TOKYO, Nov 29 — Japan’s space agency was likely penetrated by a cyber attack this year by unknown entities but no sensitive information about rockets or satellites was accessed, officials said Wednesday.
The Japan Aerospace Exploration Agency (JAXA) reported to the government that the “possibility is high that unauthorised access was made” to its central server, government spokesman Hirokazu Matsuno told reporters.
The server controls JAXA’s intranet, but “we have received information that the intranet is not dealing with sensitive information such as the operation of rockets and satellites,” Matsuno said.
A JAXA spokesman told AFP that the agency was investigating the incident in cooperation with police and cybersecurity vendor companies.
“We think that the vulnerability of network equipment was targeted,” he said.
Police became aware of the attack earlier this year and notified JAXA, which was not unaware of the cyber attack until contacted by police, the Yomiuri Shimbun daily reported.

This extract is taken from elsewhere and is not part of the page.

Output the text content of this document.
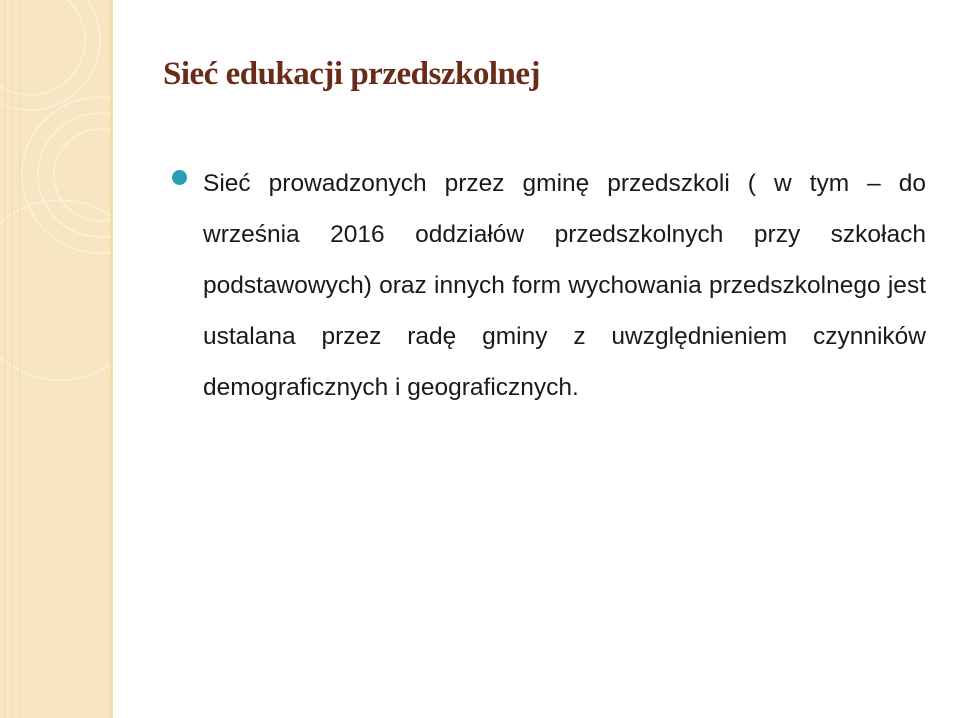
Sieć edukacji przedszkolnej

Sieć prowadzonych przez gminę przedszkoli ( w tym – do września 2016 oddziałów przedszkolnych przy szkołach podstawowych) oraz innych form wychowania przedszkolnego jest ustalana przez radę gminy z uwzględnieniem czynników demograficznych i geograficznych.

JAXA is the hub of Japan’s space industry, working on new rockets and launches of satellites as well as the country’s ongoing “Moon Sniper” mission which blasted off in September.
Nagoya Port, one of Japan’s busiest, was crippled by a ransomware attack in July that was reportedly blamed on Lockbit, a Russia-based cybercrime organisation.

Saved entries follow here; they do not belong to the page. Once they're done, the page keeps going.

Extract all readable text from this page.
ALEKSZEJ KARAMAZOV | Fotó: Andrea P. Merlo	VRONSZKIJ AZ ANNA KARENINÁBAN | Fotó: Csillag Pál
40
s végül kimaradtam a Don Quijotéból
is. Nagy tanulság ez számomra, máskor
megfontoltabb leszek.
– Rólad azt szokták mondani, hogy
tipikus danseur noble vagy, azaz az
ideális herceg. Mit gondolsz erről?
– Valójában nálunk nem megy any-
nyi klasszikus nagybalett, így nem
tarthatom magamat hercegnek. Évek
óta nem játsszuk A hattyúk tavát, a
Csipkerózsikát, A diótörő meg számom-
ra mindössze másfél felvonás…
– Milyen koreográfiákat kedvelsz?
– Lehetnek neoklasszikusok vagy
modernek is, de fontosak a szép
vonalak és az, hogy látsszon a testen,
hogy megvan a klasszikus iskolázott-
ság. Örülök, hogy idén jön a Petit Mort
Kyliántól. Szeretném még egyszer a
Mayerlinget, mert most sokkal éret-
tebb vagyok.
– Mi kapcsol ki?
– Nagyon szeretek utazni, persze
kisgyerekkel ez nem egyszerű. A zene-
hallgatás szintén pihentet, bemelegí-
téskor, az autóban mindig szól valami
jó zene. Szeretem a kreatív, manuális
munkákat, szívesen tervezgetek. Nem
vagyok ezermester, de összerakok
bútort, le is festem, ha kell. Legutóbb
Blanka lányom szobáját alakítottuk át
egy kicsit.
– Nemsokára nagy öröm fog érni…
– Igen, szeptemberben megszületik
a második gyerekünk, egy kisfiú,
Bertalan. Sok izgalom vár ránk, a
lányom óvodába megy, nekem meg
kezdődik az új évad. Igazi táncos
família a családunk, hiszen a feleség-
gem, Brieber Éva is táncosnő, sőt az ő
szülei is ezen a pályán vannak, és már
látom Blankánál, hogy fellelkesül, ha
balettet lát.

Japan’s National Centre of Incident Readiness and Strategy for Cybersecurity (NISC), the agency responsible for the nation’s defences against cyber attacks, was itself infiltrated by hackers for as long as nine months, the Financial Times reported in August.
The same month the Washington Post cited US officials as saying that Chinese hackers had compromised Japanese classified defence networks in 2020, raising concerns about the cyber defences of one of Washington’s closest allies in Asia.